Вообще-то Полина стала равнодушна к драгоценностям. Может быть, Роберт обидится, когда об этом узнает. А может, поймет, что кроме него она стала равнодушна ко всему и не так-то просто ей будет от этого равнодушия избавиться.
Она вернулась на стул посреди комнаты. Мерно постукивали ходики. Она всегда ненавидела этот звук. Но не решилась выбросить часы, когда поселилась здесь: ходики остались от прежних хозяев. Наверное, надо взять книгу или подумать о чем-нибудь интересном, чтобы время прошло быстрее. Но она не могла. Ни книга, ни какие бы то ни было мысли не могли отвлечь ее от ожидания.
Ходики стучали, в коридоре слышались шаги. Полина поняла, что это не обычное передвижение соседей из комнат в кухню и обратно, только когда шаги стихли под ее дверью.
Она вскочила и подошла к порогу. За дверью было тихо, но Полина понимала, что там кто-то стоит. И это не мог быть Роберт, потому что он ушел совсем недавно. А главное, потому что опасность, которая явственно ощущалась даже через дверь, не могла исходить от него.

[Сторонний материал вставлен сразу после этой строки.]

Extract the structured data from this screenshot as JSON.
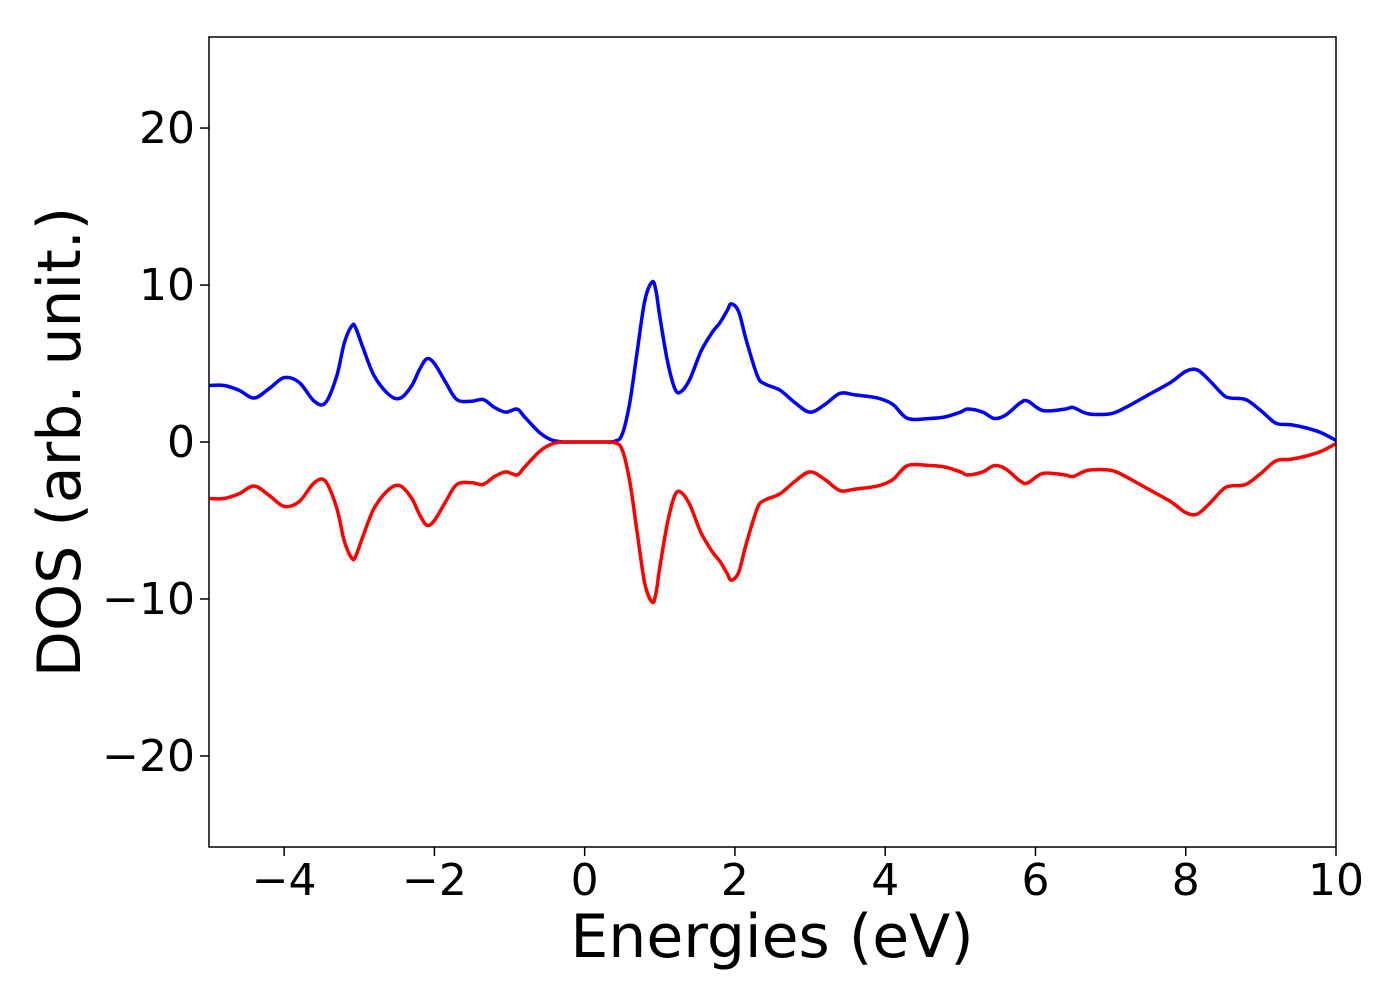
{
  "chart_data": {
    "type": "line",
    "title": "",
    "xlabel": "Energies (eV)",
    "ylabel": "DOS (arb. unit.)",
    "xlim": [
      -5,
      10
    ],
    "ylim": [
      -25.8,
      25.8
    ],
    "xticks": [
      -4,
      -2,
      0,
      2,
      4,
      6,
      8,
      10
    ],
    "xtick_labels": [
      "−4",
      "−2",
      "0",
      "2",
      "4",
      "6",
      "8",
      "10"
    ],
    "yticks": [
      -20,
      -10,
      0,
      10,
      20
    ],
    "ytick_labels": [
      "−20",
      "−10",
      "0",
      "10",
      "20"
    ],
    "grid": false,
    "series": [
      {
        "color": "#0000ff",
        "x": [
          -5.0,
          -4.8,
          -4.6,
          -4.4,
          -4.2,
          -4.0,
          -3.8,
          -3.6,
          -3.45,
          -3.3,
          -3.2,
          -3.1,
          -3.05,
          -2.95,
          -2.8,
          -2.6,
          -2.45,
          -2.3,
          -2.2,
          -2.1,
          -2.0,
          -1.85,
          -1.7,
          -1.5,
          -1.35,
          -1.2,
          -1.05,
          -0.9,
          -0.8,
          -0.6,
          -0.45,
          -0.3,
          -0.15,
          0.0,
          0.2,
          0.4,
          0.5,
          0.6,
          0.7,
          0.8,
          0.9,
          0.95,
          1.0,
          1.1,
          1.2,
          1.28,
          1.4,
          1.55,
          1.7,
          1.8,
          1.9,
          1.95,
          2.05,
          2.15,
          2.3,
          2.4,
          2.6,
          2.8,
          3.0,
          3.2,
          3.4,
          3.6,
          3.9,
          4.1,
          4.3,
          4.6,
          4.8,
          5.0,
          5.1,
          5.3,
          5.45,
          5.6,
          5.8,
          5.9,
          6.1,
          6.4,
          6.5,
          6.7,
          7.0,
          7.2,
          7.5,
          7.8,
          8.0,
          8.15,
          8.3,
          8.5,
          8.6,
          8.8,
          9.0,
          9.2,
          9.4,
          9.6,
          9.8,
          10.0
        ],
        "y": [
          3.6,
          3.6,
          3.3,
          2.8,
          3.4,
          4.1,
          3.8,
          2.6,
          2.5,
          4.2,
          6.3,
          7.4,
          7.3,
          6.0,
          4.2,
          3.0,
          2.8,
          3.6,
          4.6,
          5.3,
          5.0,
          3.8,
          2.7,
          2.6,
          2.7,
          2.2,
          1.9,
          2.1,
          1.6,
          0.6,
          0.15,
          0.0,
          0.0,
          0.0,
          0.0,
          0.05,
          0.5,
          2.5,
          5.8,
          9.0,
          10.2,
          9.6,
          8.0,
          5.2,
          3.4,
          3.2,
          4.0,
          5.8,
          7.0,
          7.6,
          8.4,
          8.8,
          8.3,
          6.5,
          4.2,
          3.7,
          3.3,
          2.5,
          1.9,
          2.4,
          3.1,
          3.0,
          2.8,
          2.4,
          1.5,
          1.5,
          1.6,
          1.9,
          2.1,
          1.9,
          1.5,
          1.7,
          2.5,
          2.6,
          2.0,
          2.1,
          2.2,
          1.8,
          1.8,
          2.2,
          3.0,
          3.8,
          4.5,
          4.6,
          4.0,
          3.0,
          2.8,
          2.7,
          2.0,
          1.2,
          1.1,
          0.9,
          0.6,
          0.1
        ]
      },
      {
        "color": "#ff0000",
        "x": [
          -5.0,
          -4.8,
          -4.6,
          -4.4,
          -4.2,
          -4.0,
          -3.8,
          -3.6,
          -3.45,
          -3.3,
          -3.2,
          -3.1,
          -3.05,
          -2.95,
          -2.8,
          -2.6,
          -2.45,
          -2.3,
          -2.2,
          -2.1,
          -2.0,
          -1.85,
          -1.7,
          -1.5,
          -1.35,
          -1.2,
          -1.05,
          -0.9,
          -0.8,
          -0.6,
          -0.45,
          -0.3,
          -0.15,
          0.0,
          0.2,
          0.4,
          0.5,
          0.6,
          0.7,
          0.8,
          0.9,
          0.95,
          1.0,
          1.1,
          1.2,
          1.28,
          1.4,
          1.55,
          1.7,
          1.8,
          1.9,
          1.95,
          2.05,
          2.15,
          2.3,
          2.4,
          2.6,
          2.8,
          3.0,
          3.2,
          3.4,
          3.6,
          3.9,
          4.1,
          4.3,
          4.6,
          4.8,
          5.0,
          5.1,
          5.3,
          5.45,
          5.6,
          5.8,
          5.9,
          6.1,
          6.4,
          6.5,
          6.7,
          7.0,
          7.2,
          7.5,
          7.8,
          8.0,
          8.15,
          8.3,
          8.5,
          8.6,
          8.8,
          9.0,
          9.2,
          9.4,
          9.6,
          9.8,
          10.0
        ],
        "y": [
          -3.6,
          -3.6,
          -3.3,
          -2.8,
          -3.4,
          -4.1,
          -3.8,
          -2.6,
          -2.5,
          -4.2,
          -6.3,
          -7.4,
          -7.3,
          -6.0,
          -4.2,
          -3.0,
          -2.8,
          -3.6,
          -4.6,
          -5.3,
          -5.0,
          -3.8,
          -2.7,
          -2.6,
          -2.7,
          -2.2,
          -1.9,
          -2.1,
          -1.6,
          -0.6,
          -0.15,
          0.0,
          0.0,
          0.0,
          0.0,
          -0.05,
          -0.5,
          -2.5,
          -5.8,
          -9.0,
          -10.2,
          -9.6,
          -8.0,
          -5.2,
          -3.4,
          -3.2,
          -4.0,
          -5.8,
          -7.0,
          -7.6,
          -8.4,
          -8.8,
          -8.3,
          -6.5,
          -4.2,
          -3.7,
          -3.3,
          -2.5,
          -1.9,
          -2.4,
          -3.1,
          -3.0,
          -2.8,
          -2.4,
          -1.5,
          -1.5,
          -1.6,
          -1.9,
          -2.1,
          -1.9,
          -1.5,
          -1.7,
          -2.5,
          -2.6,
          -2.0,
          -2.1,
          -2.2,
          -1.8,
          -1.8,
          -2.2,
          -3.0,
          -3.8,
          -4.5,
          -4.6,
          -4.0,
          -3.0,
          -2.8,
          -2.7,
          -2.0,
          -1.2,
          -1.1,
          -0.9,
          -0.6,
          -0.1
        ]
      }
    ]
  }
}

Ключ повернулся в замке. Полина инстинктивно опустила руку в карман. Как будто каким-то необыкновенным образом могло получиться, что ключ переместился оттуда в коридор, и вот теперь этим ключом открывают дверь.
Ее ключ, конечно, оставался в кармане. Зачем она вынула его из замка?! Но теперь это уже не имело значения.
Дверь распахнулась бы мгновенно, если бы не цепочка. Из-за цепочки она распахнулась через пять секунд – ее выбили сильным ударом. Полина успела вскрикнуть, и сразу жесткая, отвратительно пахнущая папиросами рука зажала ей рот. Тот, кто это сделал, тут же оказался у нее за спиной, а перед собой она увидела Неволина. Она не видела его с тех пор, как он вышел из ее купе в поезде, мчащемся по Транссибу, и думала даже, что его, может быть, уже нет в живых, потому что могла предположить, что здесь, в Москве, сотрудники секретных служб исчезают так же необъяснимо, как в Берлине.
Но нет, он был вполне жив и никуда не исчез.
– Значит так, Полина, – сказал Неволин, входя в комнату и закрывая за собой дверь. – Спокойно спускаешься вниз, садишься в машину. Без единого звука. По коридору тоже идешь без звуков, ровно и прямо между нами. Поняла? Поняла, ты не дура. Пошли.
Дурой Полина действительно не была. И по тому, что Неволин ничего не стал ей объяснять, ничего не стал сулить и даже в дверь стучаться не стал, просто выбил ее ногой или поручил это сделать тому животному, которое теперь держало ее сзади, закрывая ей ладонью рот, она поняла, что участь ее решена и то, что она поведет себя тихо, будет лишь удобнее этим двоим, а ей овечья покорность уже не поможет.
Что ж, это даже хорошо. Идти как овца на закланье – это совсем против ее натуры, ей было бы трудно и противно так идти. Ну а раз в покорности нет смысла, то она поведет себя так, как для нее естественно.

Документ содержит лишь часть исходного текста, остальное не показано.